In a few days time, world leaders in Copenhagen have a chance to prove that they are up to the biggest challenge facing the planet. To put the progressive case for climate action, the Labour environment campaign, SERA, have launched a pamphlet bringing together prominent European politicians on the left, to set out their views on how best to tackle climate change and emphasising the values of social justice in finding a solution.

International cooperation is the key to finding a fair and just solution and the values of the progressive left are the values needed to move forward. The developed world must accept and take responsibility to ensure no country is left behind to suffer the devastating effects of climate change while the developing world must embrace new technologies and the offer of climate change finance to ensure that their growth does not impede the future health of the planet. This can only be done if all the world’s countries and government are willing to compromise and move forward together.

Contrast the values of the progressive left with the views of the Conservatives, and Eurosceptics, who eschew the ideals of internationalism and believe in the power of the market to deliver optimum outcomes. As David Miliband argues in the SERA pamphlet ‘Climate change challenges the very basis of conservative thinking. It challenges the idea of national sovereignty over decision making since it is the defining example of interdependence and the need to pool powers in international institutions. It challenges conservatives’ attachment to free markets. Markets work when the price of goods reflect their value, but climate change is the defining example of market failure- where the price does not reflect the cost to the environment. It challenges conservatives’ dogmatic distrust of the state since it requires the power of the state to regulate, tax and subsidise…it is simply not enough to implore greater responsibility from individuals for a problem that needs organised collective action.’

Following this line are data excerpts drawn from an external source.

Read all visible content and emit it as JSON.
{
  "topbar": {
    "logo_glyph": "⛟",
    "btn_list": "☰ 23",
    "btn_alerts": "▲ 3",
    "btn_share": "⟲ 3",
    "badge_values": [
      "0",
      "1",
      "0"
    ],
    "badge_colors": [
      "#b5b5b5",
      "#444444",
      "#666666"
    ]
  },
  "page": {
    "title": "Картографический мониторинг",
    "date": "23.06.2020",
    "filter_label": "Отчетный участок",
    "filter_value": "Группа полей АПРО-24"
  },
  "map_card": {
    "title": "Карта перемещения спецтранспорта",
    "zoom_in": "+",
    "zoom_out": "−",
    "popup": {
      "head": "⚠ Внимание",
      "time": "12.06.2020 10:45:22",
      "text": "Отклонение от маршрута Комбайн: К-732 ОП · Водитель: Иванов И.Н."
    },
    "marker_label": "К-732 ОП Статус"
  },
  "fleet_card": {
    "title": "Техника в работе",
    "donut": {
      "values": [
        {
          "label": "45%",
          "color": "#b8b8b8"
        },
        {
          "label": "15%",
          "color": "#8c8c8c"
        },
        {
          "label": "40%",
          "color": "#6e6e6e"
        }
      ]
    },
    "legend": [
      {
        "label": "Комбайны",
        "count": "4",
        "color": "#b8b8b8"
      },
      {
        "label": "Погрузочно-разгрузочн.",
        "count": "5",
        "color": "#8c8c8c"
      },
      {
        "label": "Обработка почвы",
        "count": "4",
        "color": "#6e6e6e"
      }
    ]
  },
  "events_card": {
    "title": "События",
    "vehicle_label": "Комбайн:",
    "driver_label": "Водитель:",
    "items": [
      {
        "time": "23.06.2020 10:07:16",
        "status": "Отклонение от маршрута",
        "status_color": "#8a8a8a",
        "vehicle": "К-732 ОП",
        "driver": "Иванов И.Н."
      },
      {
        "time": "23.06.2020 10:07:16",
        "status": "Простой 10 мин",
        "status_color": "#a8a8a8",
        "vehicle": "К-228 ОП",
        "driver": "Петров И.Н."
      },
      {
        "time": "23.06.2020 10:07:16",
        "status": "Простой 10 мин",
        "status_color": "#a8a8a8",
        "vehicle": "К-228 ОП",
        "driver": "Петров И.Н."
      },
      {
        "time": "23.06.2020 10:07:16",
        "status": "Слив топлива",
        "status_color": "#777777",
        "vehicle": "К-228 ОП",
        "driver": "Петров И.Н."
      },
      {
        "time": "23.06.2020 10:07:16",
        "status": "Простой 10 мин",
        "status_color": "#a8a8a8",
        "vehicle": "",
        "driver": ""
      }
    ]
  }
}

This is the era of progressive values, and it will only be through globally co-ordinated government commitments that we can reach a binding consensus.

But climate change creates opportunities as well as threats, and the dichotomy of growth versus sustainability is both untrue and unrealistic. This is especially true for industrialising countries including China and India, and for countries across the world where people live in absolute poverty. If we are to reach a deal in Copenhagen it has to be consistent with the values of aspiration, progress and economic growth – both in the developed and developing world.

Copenhagen is a chance to build a better, stronger and more sustainable economy. Climate change should be at the heart of our economic policies – so that we transform industry and build a sustainable economic future. But, a lasting deal across 189 countries with differing economic, environmental and political realities is far from assured without the developed world taking responsibility for their actions and without the developing world taking measures to ensure that their growth does not jeopardise the future of our shared planet. Technology and climate change finance are at the cutting edge of the challenge.

We have the scientific evidence on the scale of the problem and on the impact of climate change – both now and in the future. Failure to act is inexcusable – representing a collective failure to future generations and to the poorest people in the world. International co-operation and a commitment to the role of governmental action – at the core of what it means to be on the progressive left – are needed to emerge at the other side of Copenhagen with a deal we can be proud of.